While all this is going on, the walnut gunwale blocks are cut and soaking in oil.

 

And the new gunwales are drying after their third extended oiling session.


And the sweet old Smoker oars get a new paint job, stolen shamelessly from Rudi Petschek. 


Today I screwed all the walnut gunwale blocks to the hull. This gave me the opportunity to discover that the rib tops were not all cut to the same thickness, so I had to build a bunch of them out to the same thickness as the new walnut blocks. I makes me wonder how my old gunwales ever worked without looking like lasagna noodles. Maybe they didn't.

And finally tonight I measured out the inner gunwales and did the scary compound bevels to make them slide in there with microns to spare. Well, almost that close. No one's perfect.
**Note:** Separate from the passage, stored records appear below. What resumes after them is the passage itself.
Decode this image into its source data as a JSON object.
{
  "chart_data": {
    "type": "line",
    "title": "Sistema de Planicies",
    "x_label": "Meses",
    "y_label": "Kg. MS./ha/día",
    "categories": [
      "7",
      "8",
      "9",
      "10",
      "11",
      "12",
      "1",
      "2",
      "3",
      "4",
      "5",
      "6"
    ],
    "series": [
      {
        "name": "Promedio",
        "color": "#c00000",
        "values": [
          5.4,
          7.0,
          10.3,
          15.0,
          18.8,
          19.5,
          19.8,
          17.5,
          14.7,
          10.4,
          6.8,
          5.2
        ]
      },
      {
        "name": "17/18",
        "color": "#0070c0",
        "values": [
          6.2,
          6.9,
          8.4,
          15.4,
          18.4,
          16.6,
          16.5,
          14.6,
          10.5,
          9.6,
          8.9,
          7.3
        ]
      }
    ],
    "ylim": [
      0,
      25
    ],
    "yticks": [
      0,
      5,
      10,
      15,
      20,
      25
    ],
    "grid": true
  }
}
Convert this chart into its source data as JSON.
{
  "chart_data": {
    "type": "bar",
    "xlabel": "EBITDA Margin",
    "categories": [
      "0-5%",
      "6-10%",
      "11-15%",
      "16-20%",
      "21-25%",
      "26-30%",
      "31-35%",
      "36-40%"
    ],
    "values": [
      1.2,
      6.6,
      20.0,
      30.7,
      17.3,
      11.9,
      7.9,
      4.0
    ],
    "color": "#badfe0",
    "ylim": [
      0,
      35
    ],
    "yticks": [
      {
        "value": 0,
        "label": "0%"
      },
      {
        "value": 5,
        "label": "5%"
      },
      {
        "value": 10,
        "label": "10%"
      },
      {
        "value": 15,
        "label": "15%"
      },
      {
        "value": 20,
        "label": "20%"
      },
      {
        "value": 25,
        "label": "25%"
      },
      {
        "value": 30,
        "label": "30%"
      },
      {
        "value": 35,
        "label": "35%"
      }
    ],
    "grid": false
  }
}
But lest things get boring, we always have a few other projects going on. Here, on an aluminum dory,  is an in-place pseudo-steaming process to get an ash gunwale to bend back into its proper shape for regluing--without unbolting it from the boat. Basically, I boiled the damned thing, by wrapping the affected wood in a towel and pouring gallons of scalding water over it over the course of an hour. I learned about this in boat school and was amazed that it actually worked.


And over in the north boat bay, Roy is hard at work, when real life permits, cranking out the Brown Betty. Proper grinding requires lubricant.


I love how boat projects make people smile. That and the lubricant.


Here is the most hideous set of oar wraps I have ever seen--here to be replaced with a nice set of leathers. This is a public service project: ridding the planet of such a bad set of wraps. I never understood rope wraps to begin with.


And Lora is hard at work on a smaller but more exacting project. She scored an original 1920s Vega Whyte Laydie banjo on Craigslist--considered by some traditional banjo freaks to be the "holy grail of banjos." 


It is currently a four-string. Lora is making it a new neck so it will soon be a five-string. She is making a practice neck out of scrap wood before cutting up the fancy lumber.


Tomorrow, I hope, is the big day for Cataract. By nightfall, with any luck, she'll have her new gunwales on, cute little bronze stars and all. Guess I'd better go to bed.